Ace Frehley’s decision to sell the rights to his spaceman likeness to Gene Simmons and Paul Stanley in the 1980s illustrated both Simmons’ ruthless business acumen and Frehley’s myopic approach to his own financial security. But although Frehley may have sold the commercial rights to his own iconic image, he’s continued to wear his spaceman persona like a cherished badge.

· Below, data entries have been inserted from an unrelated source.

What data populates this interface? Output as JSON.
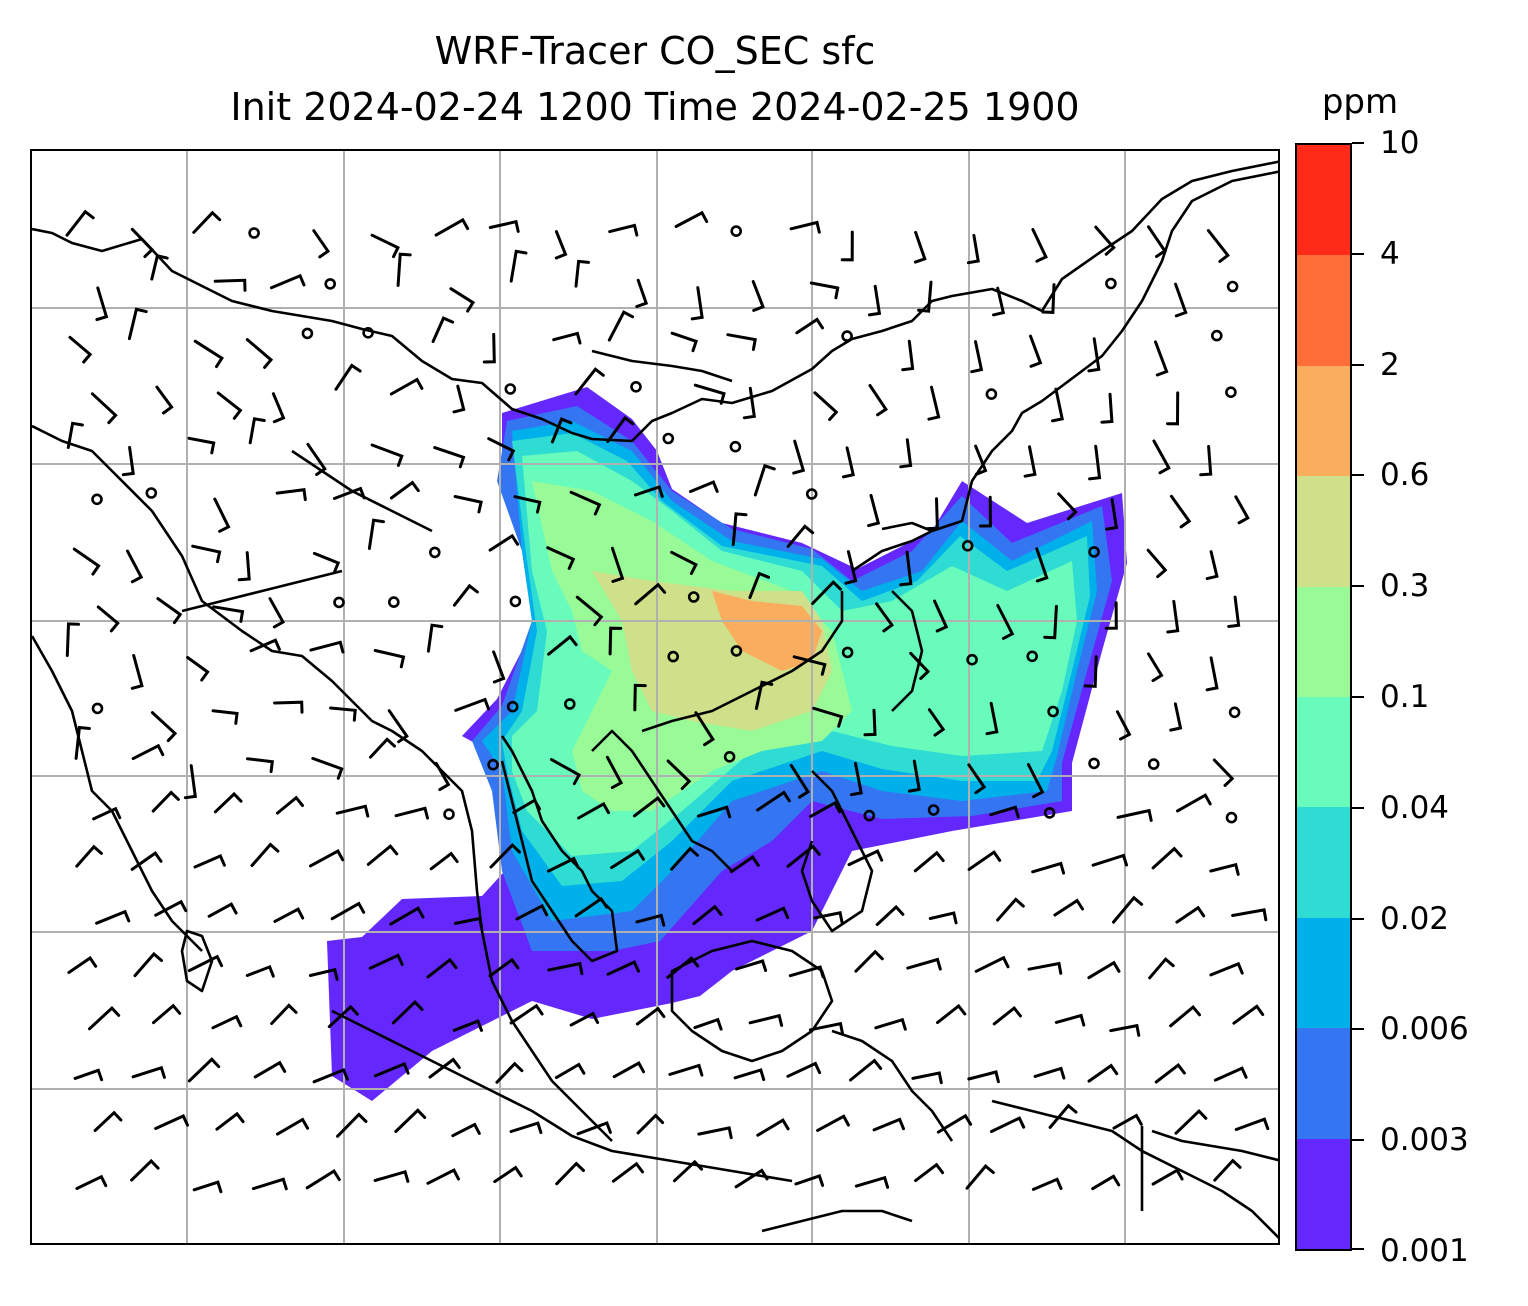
{
  "title": {
    "line1": "WRF-Tracer CO_SEC sfc",
    "line2": "Init 2024-02-24 1200 Time 2024-02-25 1900"
  },
  "map": {
    "field": "CO_SEC",
    "level": "sfc",
    "overlays": [
      "coastlines",
      "country-borders",
      "wind-barbs",
      "gridlines"
    ]
  },
  "colorbar": {
    "unit": "ppm",
    "levels": [
      "0.001",
      "0.003",
      "0.006",
      "0.02",
      "0.04",
      "0.1",
      "0.3",
      "0.6",
      "2",
      "4",
      "10"
    ],
    "colors": [
      "#6428fc",
      "#3476f2",
      "#00b0ea",
      "#2edcd4",
      "#68fbbc",
      "#98fb98",
      "#cfe08a",
      "#fbad5e",
      "#ff6e38",
      "#ff2a18"
    ]
  }
}
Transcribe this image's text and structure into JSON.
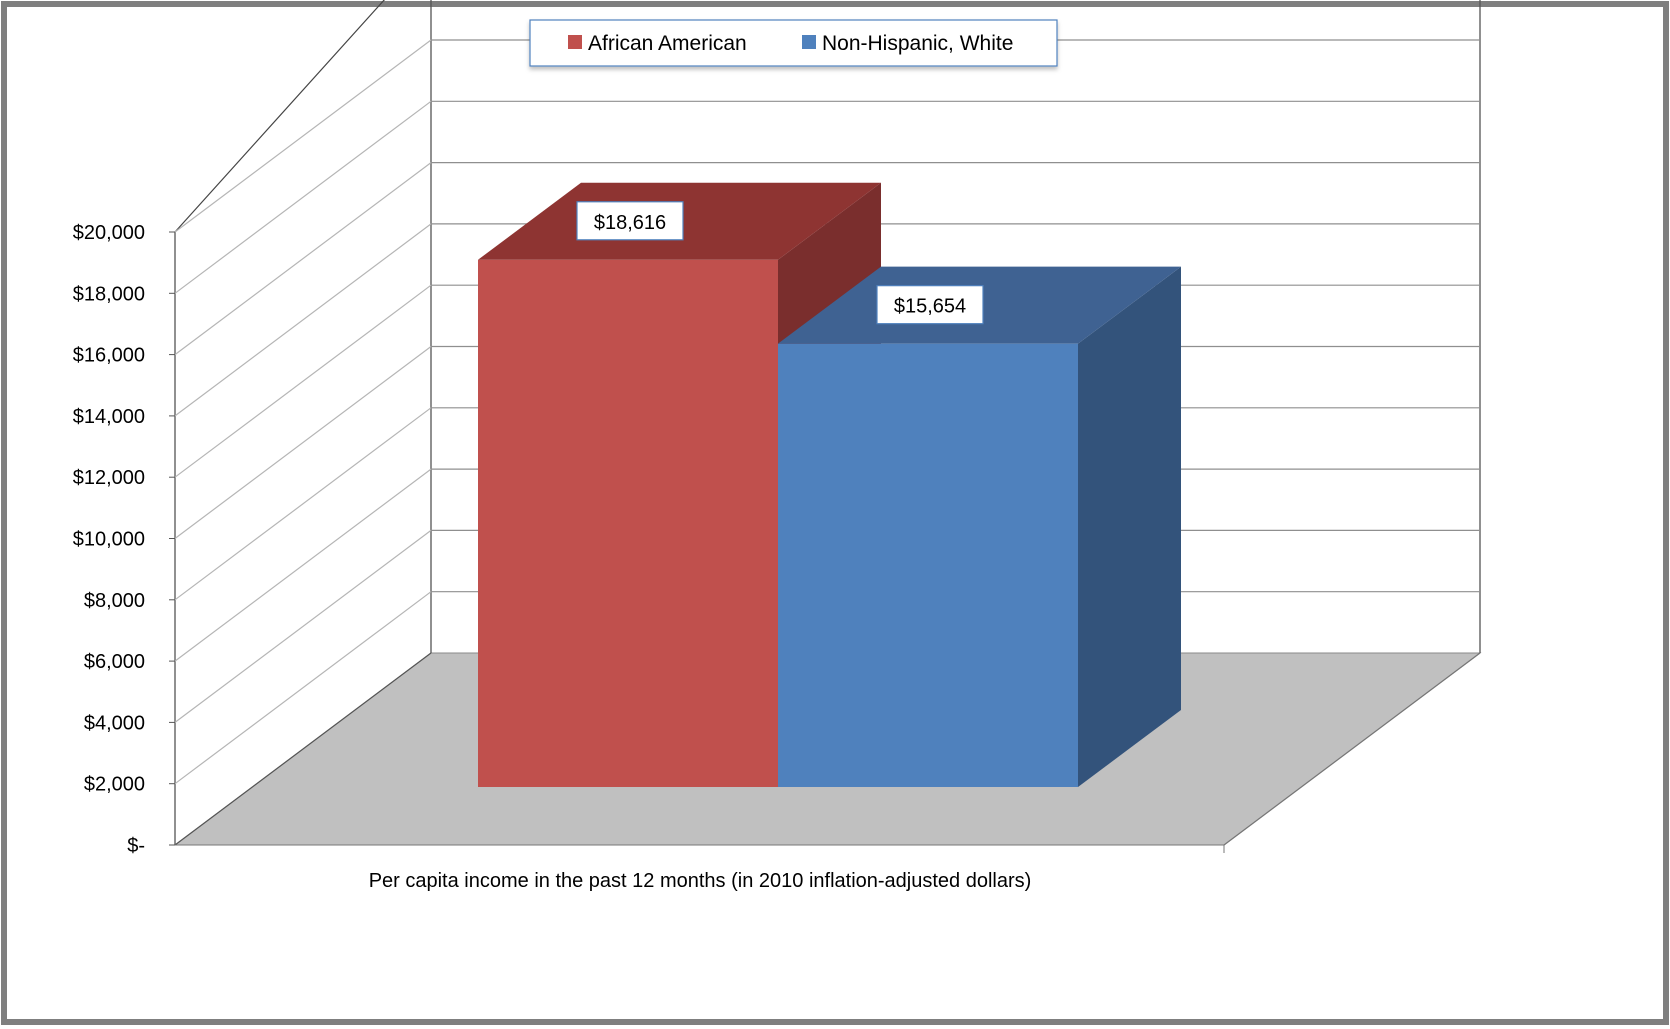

Frehley’s latest solo album,
Space Invader, makes plenty of the interstellar theme with which Frehley will forever be associated. The title track uses it as context for Frehley’s excursion into environmental politics; Past the Milky Way uses inter-galactic metaphor to describe a personal journey that seems every bit as confused as some of Frehley’s inebriated television commentary at the peak of his ‘70s Kiss fame. The Cold Gin-ish Inside the Vortex is on the edge of space; Starship is a meandering seven-minute wander through the fuzzy recesses of Frehley’s idiosyncratic existence.


There’s a lot of hirsute LA heavy rock, replete with enough Les Paul licks to feed any teenager’s rock’n’roll fantasy:
Gimme a Feelin’ and I Wanna Hold You are pumped to 11; Change, Toys and What Every Girl Wants are half way between Hotter Than Hell and side four of Alive II.


On
Reckless Frehley offers a sort-of-apology for his youthful missteps; the cover of Steve Miller’s The Joker has a whiff of dry humour, while Immortal Pleasures suggests all the self-abuse might just have been worth it. Gene and Paul may still be wringing every last cent out of Kiss, but Ace is the real survivor. Long live the Spaceman.